この後真一さんは防衛省とも同じようなやり取りを行い、日米で合わせて40人の人員の受け入
れと、この人員が宿泊する施設をダンジョン上に建設。その建設の間は日米で1人、教員役になる予定の人員を派遣して俺たちのパーティで鍛える、という内容を検討してもらうことになった。
と言ってもこのすぐ後に官邸から直接連絡があり、工賃についても日本政府が負担するためもっと大きな宿泊施設を用意して欲しいと頼まれることになった。
何でもすでに政府としてはダンジョンを歩くための教員の育成を検討していたらしく、今回の話は前例として非常に有用。
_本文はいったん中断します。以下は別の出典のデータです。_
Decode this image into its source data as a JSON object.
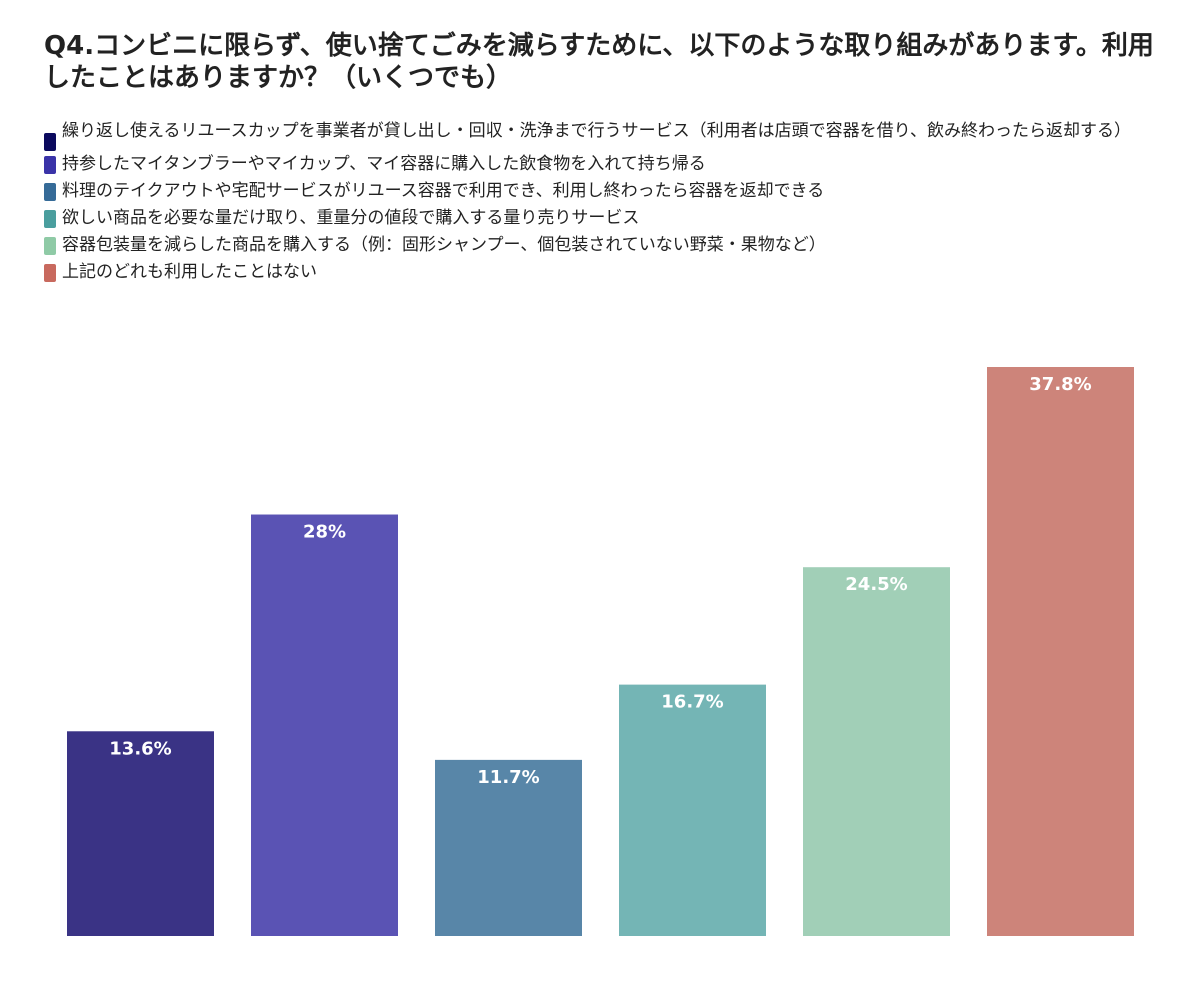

出来ればもっと人員を一気に入れて欲しいと言われた。
ただ、こちらの負担も考えると流石に人員だけ一気にこられても面倒が見切れないのでその辺りは段階的に増やしていくという事で見てもらい、また建物が政府出資という形になってもヤマギシとしては何かとやり難い為、資金援助をしてもらったという形にして当初より少し大きな建物を作り、後に規模が拡大した際すぐ拡張できるように用意していく、という方針になったらしい。
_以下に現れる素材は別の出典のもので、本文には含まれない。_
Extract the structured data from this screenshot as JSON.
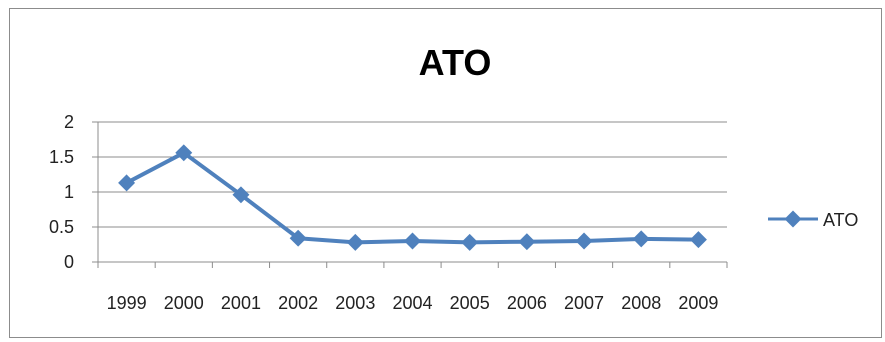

政府・自衛隊・米軍からそこそこの資金を引っ張ってきて装備も用意してもらった真一さんスゴイ有能。帰ってこの報告を聞いた社長が「俺もう引退してダンジョンに専念しようかな」と言い出したので皆でヨイショするのが一番大変だったのはまた別の話である。
山岸恭二:書類の多さに学校を辞めたことを早くも後悔してきている。
下原沙織:以下同文
山岸さん:最初の体力測定でダンジョンに潜りたいと言ったことを後悔していたが、実際潜った後の体の調子に愕然としている。
鈴木爺:猟師に復帰する事を決めた。
医療関係者:魔法でちょちょいと治るとかふざけてんのか、と息巻いていたが全然別方面で医療に関係のある効果が実証されていて大恥をかく。以後この人物は会議には参加できなくなり、引き継いだ医療関係者が肩身の狭い思いをするようになる。
総理:最近後退していた生え際が急速に戻ってきたと実感。また殆どの女性議員を味方につけることに成功しダンジョン関連の法案をどんどん整備していく。
山岸真一:最近頭の回転が明らかに早くなってきていると感じている。魔力の発達が脳の働きにも影響が出るのか、検査を受けようとも思うが医療関係が信用できず足踏み。